Scientific classification
- Kingdom: Animalia
- Phylum: Chordata
- Class: Actinopterygii
- Order: Characiformes
- Family: Cynodontidae
- Genus: Hydrolycus
- Species: H. scomberoides
- Binomial name: Hydrolycus scomberoides (Cuvier, 1819)
- Synonyms: Hydrocyon scomberoides Cuvier, 1819 ; Cynodon pectoralis Günther, 1866 ;

= Payara =

- Authority: (Cuvier, 1819)
- Conservation status: LC

Species of fish

The payara (Hydrolycus scomberoides) is a species of dogtooth tetra. This predatory fish is found in the Amazon Basin in tropical South America. It was the first of four species to be described in the genus Hydrolycus.

==Description==
The most noticeable feature of H. scomberoides is the two long fangs protruding from its lower jaw. These are used to impale its prey, mostly smaller fish. It typically reaches a standard length of about 30 cm, but can reach up to 51 cm. Reports exist of far larger individuals, up to 117 cm in total length and 17.8 kg in weight, based on records by IGFA, but this likely involves confusion with the related H. armatus.
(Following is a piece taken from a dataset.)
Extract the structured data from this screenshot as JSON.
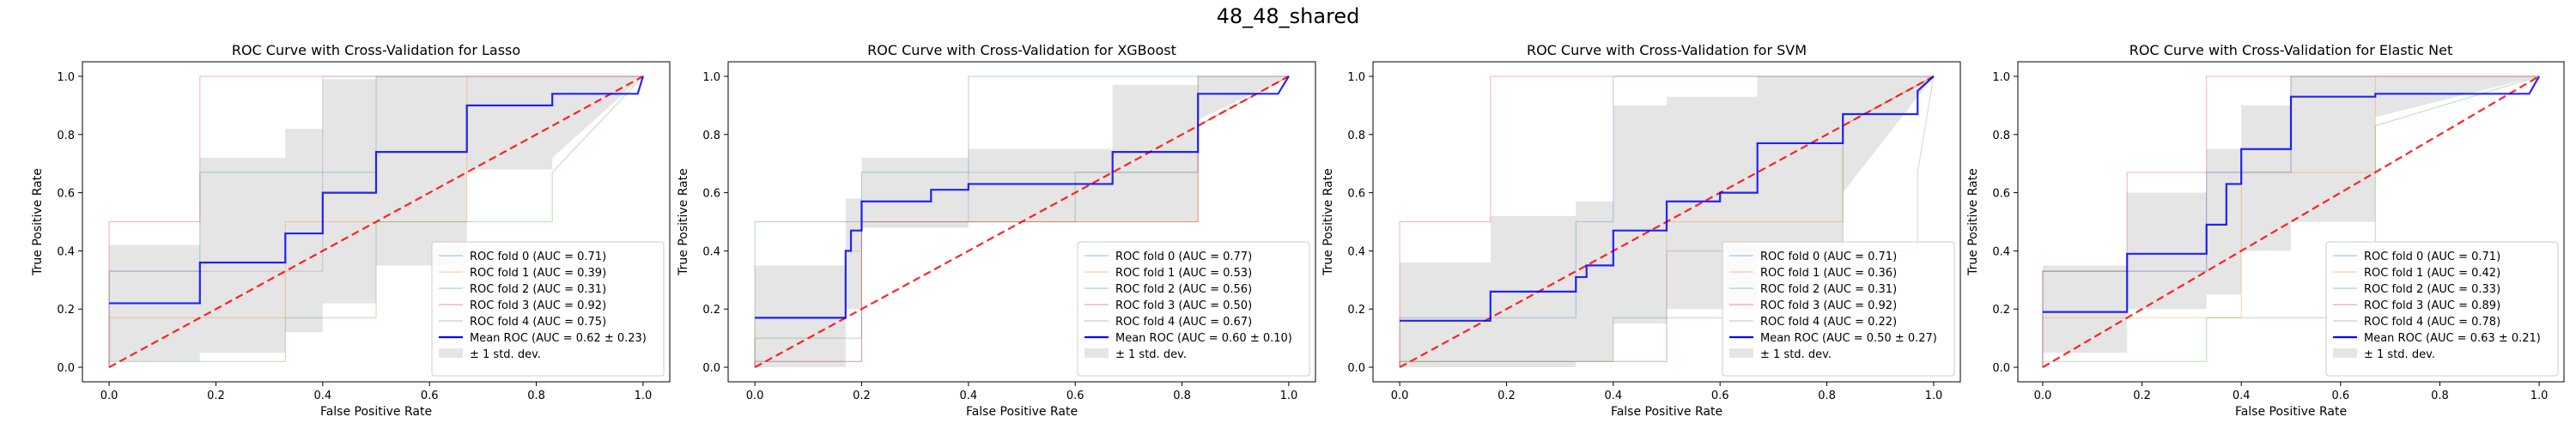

H. scomberoides is overall silvery with a dark spot behind the opercle and another at the lower base of the pectoral fin. In adults, the tail is dusky on the basal half, turning paler (more transparent) towards the tip.

==In the aquarium==
The payara, which is also sold as the sabertooth barracuda, vampire fish, vampire tetra, or sabertusk barracuda, is a popular species for large, aggressive aquaria. It requires a large aquarium and can only be mixed with relatively large species, as smaller fish will be seen as potential prey.